Doğa bizlere ipuçları sunuyor; onlara bakarak her şeyin bizim düşündüğümüzden daha sistematik olduğunu anlıyoruz.
Bu ipuçlarını izleyerek 1960'larda anlaşılması imkansız denilen birçok şeyi bugün bilir ve anlar olduk. Birçok sorumuza yanıt bulduk ama önümüzde yanıt bekleyen çok daha fazlası var.
Sorularımıza yanıt sunan iki temel kuram bulunuyor: Görelilik ve Kuantum Kuramları. Ancak bunlar iki düşman kardeş gibiler, birinin kuralları diğerinde geçmiyor. Birisi makro dünyaya, diğeri ise mikro dünyaya hakim.
Bilim insanları, nihai çözümün birbiri ile çelişik bu iki kuramın birleşmesinde yattığını düşünüyorlar; ama nasıl?
Bugün doğayı ve evreni şekillendiren dört temel kuvvet olduğunu biliyoruz. 1600'lere gelene kadar deneyimlediğimiz bu kuvvetlerin varlığından haberdar değildik.

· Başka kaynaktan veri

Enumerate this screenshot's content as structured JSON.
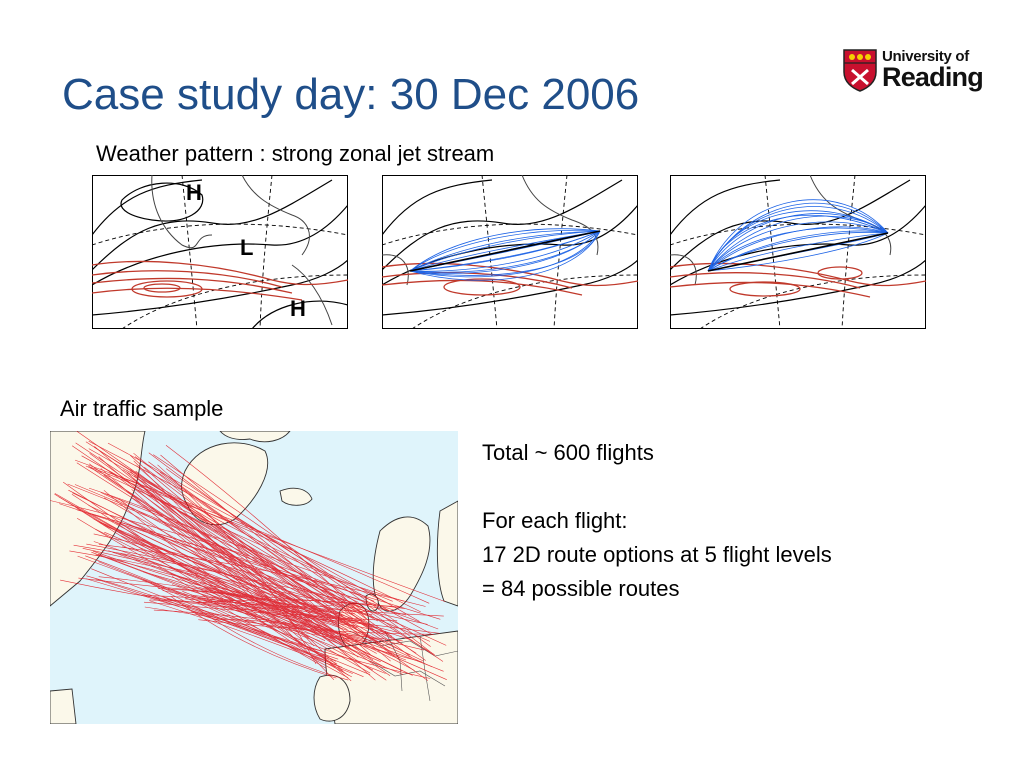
{
  "title": "Case study day: 30 Dec 2006",
  "logo": {
    "line1": "University of",
    "line2": "Reading"
  },
  "weather": {
    "caption": "Weather pattern : strong zonal jet stream",
    "pressure_labels": [
      "H",
      "L",
      "H"
    ]
  },
  "traffic": {
    "caption": "Air traffic sample",
    "total": "Total ~ 600 flights",
    "per_flight_heading": "For each flight:",
    "route_options": "17 2D route options at 5 flight levels",
    "possible_routes": "= 84 possible routes"
  },
  "colors": {
    "title": "#1f4e89",
    "jet_contours": "#c0392b",
    "route_lines": "#1e64e6",
    "flight_tracks": "#e0101a",
    "ocean": "#dff4fb",
    "land": "#fbf8ea",
    "logo_shield": "#c8102e"
  }
}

1665 yılında Isaac Newton, düşen cisimleri çeken gücün yerkürenin merkezi ile ilintili olduğunu anlamış ve buna yerçekimi kuvveti demişti. Daha sonra gök cisimlerini yöneten gücün kaynağının da aynı olduğu fark edildi ve bu çekim gücü, daha genel bir tanımla kütlesel çekim kuvveti olarak adlandırıldı.
Newton, kütlesel çekim için bir "kuvvet" tanımı yapmıştı ama kuvvetin gerçekte ne olduğu ve nasıl ortaya çıktığını kimse bilmiyordu.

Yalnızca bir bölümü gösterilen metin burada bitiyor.